The qualifying duals between teammates
- GPblog.com
We are already well over halfway through the Formula 1 season in 2020. There are still six races to go and whilst many driver have their own team qualifying battles won there are still some inter-team duals to decide.
The duels in Formula 1
The most important duel for a Formula 1 driver is the duel with his teammate. You never have a comparable car with your competitors in F1, so your teammate, who drives in exactly the same car, is the benchmark. If you are better than your teammate, you have a chance of getting a step up, but a lesser performance can also mean you are dismissed.

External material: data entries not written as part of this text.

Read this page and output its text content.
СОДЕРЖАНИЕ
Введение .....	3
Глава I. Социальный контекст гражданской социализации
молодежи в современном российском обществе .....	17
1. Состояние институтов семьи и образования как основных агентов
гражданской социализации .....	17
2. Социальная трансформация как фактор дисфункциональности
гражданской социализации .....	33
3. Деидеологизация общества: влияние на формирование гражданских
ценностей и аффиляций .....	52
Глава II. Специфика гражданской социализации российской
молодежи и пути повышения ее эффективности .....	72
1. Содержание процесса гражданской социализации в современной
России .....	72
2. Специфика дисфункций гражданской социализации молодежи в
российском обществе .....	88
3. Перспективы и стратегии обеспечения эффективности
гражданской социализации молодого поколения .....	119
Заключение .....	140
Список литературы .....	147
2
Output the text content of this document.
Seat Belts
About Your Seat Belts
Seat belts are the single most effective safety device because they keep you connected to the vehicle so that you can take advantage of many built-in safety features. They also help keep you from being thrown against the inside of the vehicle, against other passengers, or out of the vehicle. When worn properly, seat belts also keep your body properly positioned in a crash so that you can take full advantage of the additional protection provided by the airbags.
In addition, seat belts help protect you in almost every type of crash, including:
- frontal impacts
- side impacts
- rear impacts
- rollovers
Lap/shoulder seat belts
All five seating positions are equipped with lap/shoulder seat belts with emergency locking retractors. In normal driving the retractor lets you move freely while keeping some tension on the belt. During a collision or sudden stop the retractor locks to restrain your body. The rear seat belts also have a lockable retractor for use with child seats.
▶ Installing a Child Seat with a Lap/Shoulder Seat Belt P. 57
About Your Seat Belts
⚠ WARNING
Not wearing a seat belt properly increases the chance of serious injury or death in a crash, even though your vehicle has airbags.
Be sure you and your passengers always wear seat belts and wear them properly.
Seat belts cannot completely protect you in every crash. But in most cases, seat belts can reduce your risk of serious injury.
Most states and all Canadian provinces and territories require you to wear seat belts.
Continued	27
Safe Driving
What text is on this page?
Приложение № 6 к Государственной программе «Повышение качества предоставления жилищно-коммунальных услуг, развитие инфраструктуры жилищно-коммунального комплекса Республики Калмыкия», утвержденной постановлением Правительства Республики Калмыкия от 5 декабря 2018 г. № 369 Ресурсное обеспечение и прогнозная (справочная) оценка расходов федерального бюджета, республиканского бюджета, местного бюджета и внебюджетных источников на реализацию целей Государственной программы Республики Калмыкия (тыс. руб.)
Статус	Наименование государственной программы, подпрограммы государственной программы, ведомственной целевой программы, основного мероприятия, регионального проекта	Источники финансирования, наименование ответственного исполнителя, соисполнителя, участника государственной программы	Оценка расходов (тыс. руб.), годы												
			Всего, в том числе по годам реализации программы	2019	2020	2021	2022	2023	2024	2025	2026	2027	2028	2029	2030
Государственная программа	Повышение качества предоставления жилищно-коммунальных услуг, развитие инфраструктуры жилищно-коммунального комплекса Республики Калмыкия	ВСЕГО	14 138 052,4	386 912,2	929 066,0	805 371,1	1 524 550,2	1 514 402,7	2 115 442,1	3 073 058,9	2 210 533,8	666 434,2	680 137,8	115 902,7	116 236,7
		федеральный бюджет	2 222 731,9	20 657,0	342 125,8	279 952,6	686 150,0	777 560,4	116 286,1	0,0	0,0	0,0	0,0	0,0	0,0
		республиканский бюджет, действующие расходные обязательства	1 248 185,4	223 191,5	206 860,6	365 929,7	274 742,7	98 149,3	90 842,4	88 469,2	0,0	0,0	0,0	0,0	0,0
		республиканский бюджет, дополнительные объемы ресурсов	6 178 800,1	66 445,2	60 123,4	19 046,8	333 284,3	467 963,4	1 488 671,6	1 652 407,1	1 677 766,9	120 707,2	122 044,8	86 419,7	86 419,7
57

GPblog checks after every race who has won the qualifying game, but also the differences. In this way, the proportions within the various teams are as clear as possible. Who won the most and what was the average difference?
The top three
If we look at the top, we can see that Mercedes are doing very well. Lewis Hamilton is 8-3 in qualifying, but the average difference shows that Valtteri Bottas is often close to the Brit. The Finn loses an average of 0.258 seconds, which makes Mercedes the best of the lot.
At Ferrari it is getting further and further apart. Sebastian Vettel was able to stay close to Charles Leclerc at the beginning of the year, it is now 9-2 in favour of the young Monegasque and the average difference has already increased to four-tenths.
However, the situation at Red Bull Racing is even worse and not worthy of a top team. The difference between Max Verstappen and Alexander Albon is as much as 0.641 seconds. The Thai driver doesn't come close to the Dutchman and has lost every qualifying session. This is only surpassed by Williams, but that's a team at the rear and not one fighting for the world title.
Tension in midfield
McLaren have done a lot better in this respect. Carlos Sainz is ahead in the duel with Lando Norris (6-5), but Norris is on average faster over the 11 qualifications. However, the gap is virtually nothing with Norris is seven-thousandths of a second faster than Sainz.
Renault are also doing nicely. Daniel Ricciardo has won almost every qualifying session, but Esteban Ocon has kept the average difference down. The Frenchman has an average of 0.248 per qualifying session. Racing Point and Alfa Romeo are also close to each other. Sergio Perez already won 6 qualifiers, but still allows an average of four-hundredths of a second on Lance Stroll. Raikkonen is on average the fastest at Alfa, although Giovinazzi has won one more qualifying session.
The big losers
With Haas, things are also going well, with a 5-5 position and a hole of 54 hundredths of a second in Romain Grosjean's favour. This small difference is not the case at AlphaTauri, where Gasly is clearly the better of Kvyat, with a 9-2 lead and a difference of almost four-tenths per qualification. However, as I said, the biggest gap is for rookie Nicholas Latifi. Once again, George Russell is unbeaten against his teammate.